Abbiamo sempre espresso un parere
positivo sulla riforma della scuola per le innovazioni
che introduce soprattutto nel settore
della formazione professionale.
Concordiamo anche sul principio di mantenere nel
liceo classico e in quello scientifico i pilastri
dell’istruzione: gli imprenditori sostengono
che, prima di tutto, è necessario formare l’uomo
e il cittadino e poi
pensare alla sua professionalità.
Accanto a questi due orientamenti, la riforma
innesta i nuovi licei economico e tecnologico:
l’ultimo, in particolare, permetterà di
recuperare il grande patrimonio di
esperienza accumulato dagli istituti
professionali, serbatoi di quelle risorse
umane qualificate che hanno permesso al nostro
Paese di passare da un’economia agricola ad
un’economia industriale.
Quali altri elementi
interessanti sono presenti nella riforma?
Un altro aspetto innovativo della riforma è
rappresentato dall’alternanza scuola
lavoro, che crea un percorso formativo
nuovo e sconosciuto in Italia, ma utilizzato
all’estero da anni: in effetti tutte le
statistiche evidenziano il ritardo del
nostro Paese su questo versante.

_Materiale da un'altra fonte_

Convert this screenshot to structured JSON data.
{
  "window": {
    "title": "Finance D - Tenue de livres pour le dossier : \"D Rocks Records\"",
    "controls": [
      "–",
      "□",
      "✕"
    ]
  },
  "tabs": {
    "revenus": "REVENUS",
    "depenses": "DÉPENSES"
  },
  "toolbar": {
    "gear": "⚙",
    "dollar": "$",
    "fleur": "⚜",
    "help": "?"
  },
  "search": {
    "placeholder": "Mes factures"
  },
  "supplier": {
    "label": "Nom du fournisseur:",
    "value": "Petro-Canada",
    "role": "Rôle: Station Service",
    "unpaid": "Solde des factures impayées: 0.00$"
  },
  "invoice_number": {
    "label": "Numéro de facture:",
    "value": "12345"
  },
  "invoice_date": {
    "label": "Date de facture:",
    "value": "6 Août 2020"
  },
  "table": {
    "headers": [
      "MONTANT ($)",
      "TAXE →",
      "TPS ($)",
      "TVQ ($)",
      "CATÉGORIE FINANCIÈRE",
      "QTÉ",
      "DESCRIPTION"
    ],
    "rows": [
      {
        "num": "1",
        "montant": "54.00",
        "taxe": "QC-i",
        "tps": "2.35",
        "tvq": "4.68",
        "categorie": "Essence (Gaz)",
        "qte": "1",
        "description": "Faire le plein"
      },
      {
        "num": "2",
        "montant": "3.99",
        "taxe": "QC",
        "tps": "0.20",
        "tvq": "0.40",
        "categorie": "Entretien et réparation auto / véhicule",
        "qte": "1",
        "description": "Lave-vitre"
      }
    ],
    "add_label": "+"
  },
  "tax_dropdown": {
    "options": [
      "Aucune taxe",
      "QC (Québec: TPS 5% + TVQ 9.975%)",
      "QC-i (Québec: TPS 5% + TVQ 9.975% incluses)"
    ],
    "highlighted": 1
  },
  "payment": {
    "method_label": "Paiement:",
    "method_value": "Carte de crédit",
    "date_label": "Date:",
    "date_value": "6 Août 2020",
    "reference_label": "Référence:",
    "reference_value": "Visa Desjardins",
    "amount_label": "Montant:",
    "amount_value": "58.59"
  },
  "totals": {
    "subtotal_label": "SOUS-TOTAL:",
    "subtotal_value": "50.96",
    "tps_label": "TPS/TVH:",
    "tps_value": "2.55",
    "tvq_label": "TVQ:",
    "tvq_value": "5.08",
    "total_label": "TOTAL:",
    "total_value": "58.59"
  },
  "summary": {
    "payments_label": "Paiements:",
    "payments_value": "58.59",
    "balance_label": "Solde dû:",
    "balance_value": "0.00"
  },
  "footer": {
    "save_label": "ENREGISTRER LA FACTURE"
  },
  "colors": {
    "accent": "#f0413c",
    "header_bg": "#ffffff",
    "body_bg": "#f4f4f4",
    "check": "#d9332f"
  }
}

Questo tipo di
scelta permetterà a quei giovani a cui l’aula
“sta stretta” di prendere parte ad un percorso
formativo costituito da lezioni teoriche, ma anche
da momenti di “imparar facendo”:
un percorso formativo moderno, basato sul
principio che si possa apprendere attraverso l’esperienza
e non solo con l’attività didattica in classe.

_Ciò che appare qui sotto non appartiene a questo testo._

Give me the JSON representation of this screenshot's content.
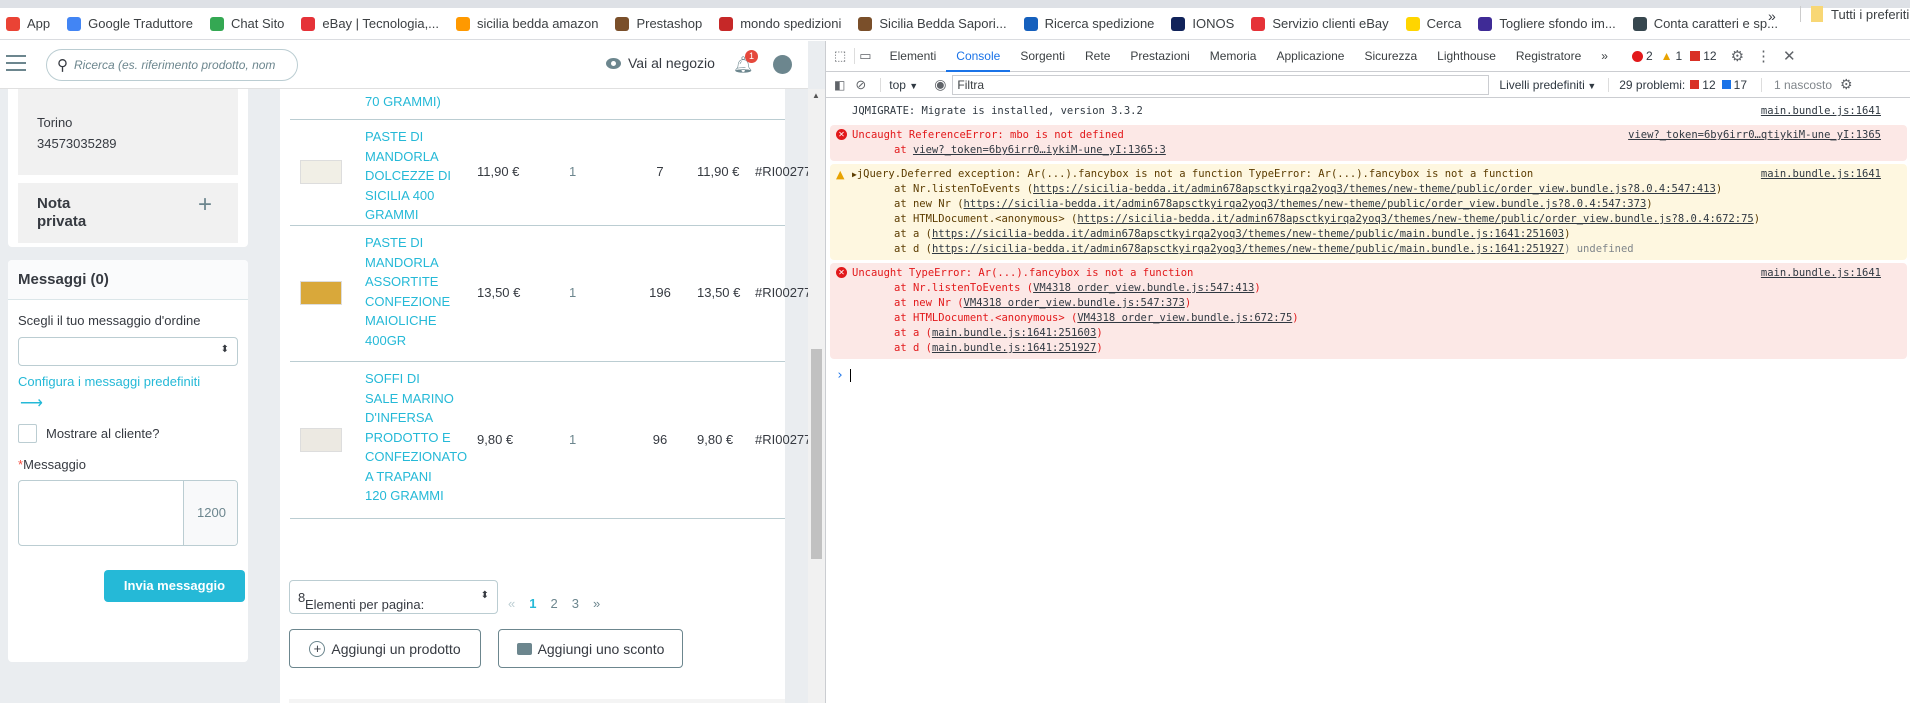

In questo caso, l’esperienza di cui si parla è
quella fatta in un’impresa.
C’è chi chiede una più
precisa definizione dei percorsi
dell’istruzione, della formazione e
dell’avviamento professionale, che andranno a
confluire nel secondo canale. Questi percorsi oggi
costituiscono un universo complesso, modulato al
suo interno, che comprende realtà diverse tra
loro. Lei cosa ne pensa?
Ormai credo che l’esperienza
dell’avviamento professionale sia da
considerarsi superata. Creando le passerelle che
consentono il passaggio dall’istruzione
professionale a quella classica, la riforma
non ghettizza più la
formazione professionale in un limbo di serie
B: al contrario, permette al giovane che
inizia questo percorso di avere delle prospettive
diverse. Una volta entrato in questo canale
formativo, lo studente ha davanti a sé una serie
di opportunità in grado di
rispondere alle sue caratteristiche individuali.
La professionalità non è data solo dal
possesso di una qualifica: è un insieme di
capacità, di attitudini e di valori che una
persona crea prima dentro di sé, e solo dopo
spende nel mondo del lavoro.
In questo momento c’è
molta preoccupazione per gli Istituti tecnici: si
teme che questi indirizzi possano perdere la loro
specificità, con il rischio di perdere un
patrimonio di esperienze preziose …
Sì, il rischio esiste e ne stiamo
discutendo. Noi riteniamo che il futuro Liceo
tecnologico non debba perdere
il contenuto professionale degli Istituti
tecnici. Il Liceo tecnologico potrà
diventare un liceo qualificante sul versante dei
contenuti e dei saperi che saprà esprimere.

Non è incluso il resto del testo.